SoftBank sta trattando per investire altri 30 miliardi di dollari in OpenAI. Se l’operazione andasse in porto, il conglomerato giapponese guidato da Masayoshi Son porterebbe il suo investimento complessivo nella società di ChatGPT oltre i 70 miliardi di dollari, consolidando una posizione già dominante.
La notizia, riportata dal Wall Street Journal, si inserisce nel tentativo di OpenAI di raccogliere fino a 100 miliardi di dollari in nuovo capitale. Il round potrebbe valutare la startup fino a 830 miliardi di dollari.

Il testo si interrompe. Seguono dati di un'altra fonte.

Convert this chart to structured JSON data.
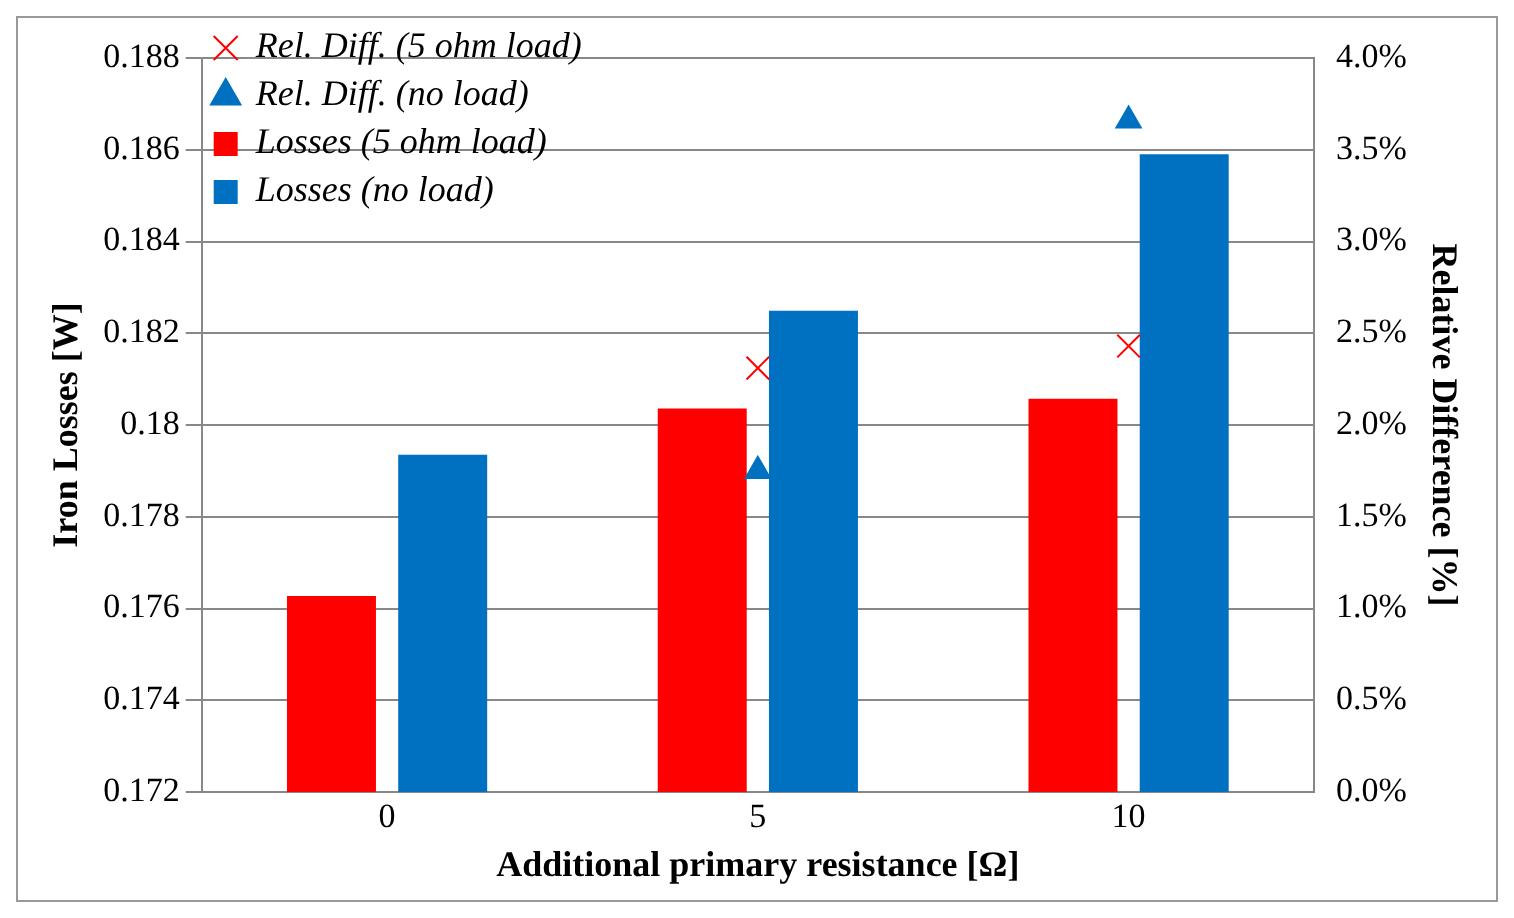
{
  "chart_data": {
    "type": "bar",
    "xlabel": "Additional primary resistance [Ω]",
    "ylabel": "Iron Losses [W]",
    "y2label": "Relative Difference [%]",
    "categories": [
      "0",
      "5",
      "10"
    ],
    "series": [
      {
        "name": "Losses (5 ohm load)",
        "color": "#ff0000",
        "values": [
          0.17627,
          0.18036,
          0.18057
        ]
      },
      {
        "name": "Losses (no load)",
        "color": "#0070c0",
        "values": [
          0.17935,
          0.18249,
          0.1859
        ]
      },
      {
        "name": "Rel. Diff. (5 ohm load)",
        "type": "scatter",
        "axis": "y2",
        "marker": "cross",
        "color": "#ff0000",
        "x": [
          "0",
          "5",
          "10"
        ],
        "values": [
          null,
          2.31,
          2.43
        ]
      },
      {
        "name": "Rel. Diff. (no load)",
        "type": "scatter",
        "axis": "y2",
        "marker": "triangle",
        "color": "#0070c0",
        "x": [
          "0",
          "5",
          "10"
        ],
        "values": [
          null,
          1.75,
          3.66
        ]
      }
    ],
    "ylim": [
      0.172,
      0.188
    ],
    "yticks": [
      0.172,
      0.174,
      0.176,
      0.178,
      0.18,
      0.182,
      0.184,
      0.186,
      0.188
    ],
    "y2lim": [
      0,
      4
    ],
    "y2ticks": [
      {
        "value": 0,
        "label": "0.0%"
      },
      {
        "value": 0.5,
        "label": "0.5%"
      },
      {
        "value": 1,
        "label": "1.0%"
      },
      {
        "value": 1.5,
        "label": "1.5%"
      },
      {
        "value": 2,
        "label": "2.0%"
      },
      {
        "value": 2.5,
        "label": "2.5%"
      },
      {
        "value": 3,
        "label": "3.0%"
      },
      {
        "value": 3.5,
        "label": "3.5%"
      },
      {
        "value": 4,
        "label": "4.0%"
      }
    ],
    "grid": "y",
    "legend": "top left"
  }
}
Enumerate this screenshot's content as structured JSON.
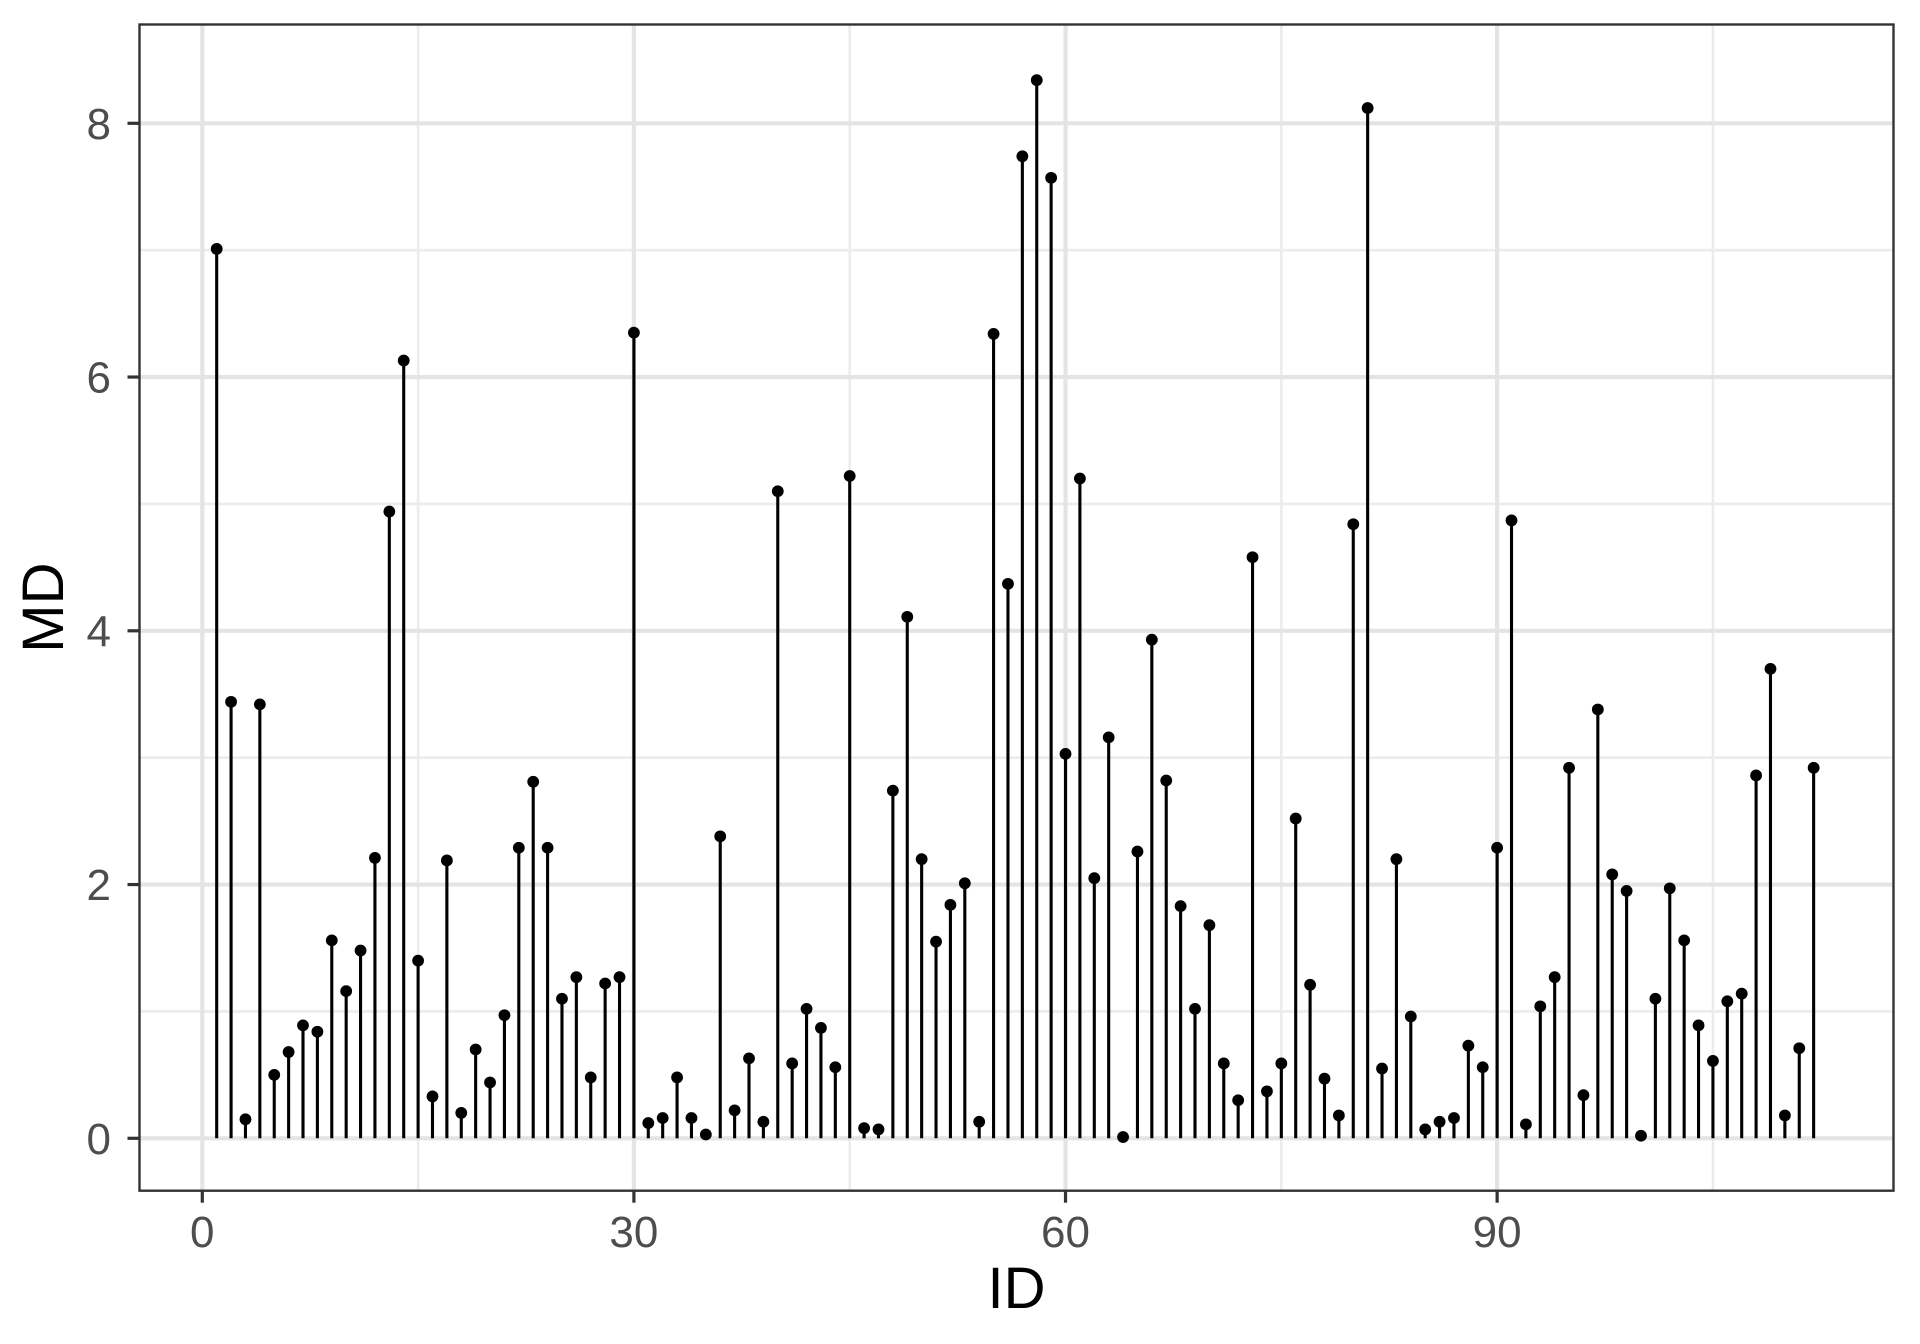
{
  "chart_data": {
    "type": "lollipop",
    "x_start": 1,
    "x_step": 1,
    "n_points": 112,
    "values": [
      7.01,
      3.44,
      0.15,
      3.42,
      0.5,
      0.68,
      0.89,
      0.84,
      1.56,
      1.16,
      1.48,
      2.21,
      4.94,
      6.13,
      1.4,
      0.33,
      2.19,
      0.2,
      0.7,
      0.44,
      0.97,
      2.29,
      2.81,
      2.29,
      1.1,
      1.27,
      0.48,
      1.22,
      1.27,
      6.35,
      0.12,
      0.16,
      0.48,
      0.16,
      0.03,
      2.38,
      0.22,
      0.63,
      0.13,
      5.1,
      0.59,
      1.02,
      0.87,
      0.56,
      5.22,
      0.08,
      0.07,
      2.74,
      4.11,
      2.2,
      1.55,
      1.84,
      2.01,
      0.13,
      6.34,
      4.37,
      7.74,
      8.34,
      7.57,
      3.03,
      5.2,
      2.05,
      3.16,
      0.01,
      2.26,
      3.93,
      2.82,
      1.83,
      1.02,
      1.68,
      0.59,
      0.3,
      4.58,
      0.37,
      0.59,
      2.52,
      1.21,
      0.47,
      0.18,
      4.84,
      8.12,
      0.55,
      2.2,
      0.96,
      0.07,
      0.13,
      0.16,
      0.73,
      0.56,
      2.29,
      4.87,
      0.11,
      1.04,
      1.27,
      2.92,
      0.34,
      3.38,
      2.08,
      1.95,
      0.02,
      1.1,
      1.97,
      1.56,
      0.89,
      0.61,
      1.08,
      1.14,
      2.86,
      3.7,
      0.18,
      0.71,
      2.92
    ],
    "title": "",
    "xlabel": "ID",
    "ylabel": "MD",
    "x_ticks": [
      0,
      30,
      60,
      90
    ],
    "x_minor_gridlines": [
      15,
      45,
      75,
      105
    ],
    "y_ticks": [
      0,
      2,
      4,
      6,
      8
    ],
    "y_minor_gridlines": [
      1,
      3,
      5,
      7
    ],
    "xlim": [
      -4.55,
      117.55
    ],
    "ylim": [
      -0.42,
      8.78
    ],
    "grid": true,
    "legend": false
  },
  "style": {
    "background": "#FFFFFF",
    "panel_border": "#333333",
    "grid_major": "#E4E4E4",
    "grid_minor": "#ECECEC",
    "tick_color": "#333333",
    "tick_label_color": "#4D4D4D",
    "axis_title_color": "#000000",
    "stem_color": "#000000",
    "point_color": "#000000"
  }
}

Le trattative sono in corso e i termini potrebbero ancora cambiare, ma i mercati hanno già reagito: le azioni SoftBank hanno chiuso in rialzo a Tokyo dopo l’indiscrezione.
OpenAI: perché servono cifre così imponenti
SoftBank è già uno dei maggiori azionisti di OpenAI con una quota dell’11%, acquisita a dicembre con un investimento da 22,5 miliardi di dollari. In quella circostanza Son ha dichiarato che la sua azienda è “profondamente allineata con la visione di OpenAI”. Per finanziare le sue scommesse nell’azienda di Altman, Masayoshi Son ha venduto la propria partecipazione in Nvidia per 5,8 miliardi di dollari, una scelta che ha segnalato una precisa gerarchia nelle sue priorità.
OpenAI ha bisogno di finanziamenti massicci per continuare a sviluppare i suoi modelli di intelligenza artificiale, sostenere costi computazionali enormi e trattenere i migliori ricercatori in un mercato sempre più competitivo. La corsa all’IA generativa non si vince solo con l’innovazione tecnologica: servono risorse finanziarie senza precedenti.
In questa costante ricerca di capitale, la startup di Altman sta cercando capitale anche da fondi sovrani mediorientali, tra cui MGX, il fondo degli Emirati Arabi Uniti già tra gli investitori esistenti insieme a Thrive Capital e Khosla Ventures. Come abbiamo anche riportato lo scorso ottobre, sta valutando anche una potenziale offerta pubblica iniziale.
L’interesse dei fondi sovrani conferma come l’IA sia ormai considerata un asset strategico, non solo un’opportunità commerciale. E come i paesi del Golfo vogliano giocare un ruolo sempre più importante nell’ambito dell’intelligenza artificiale.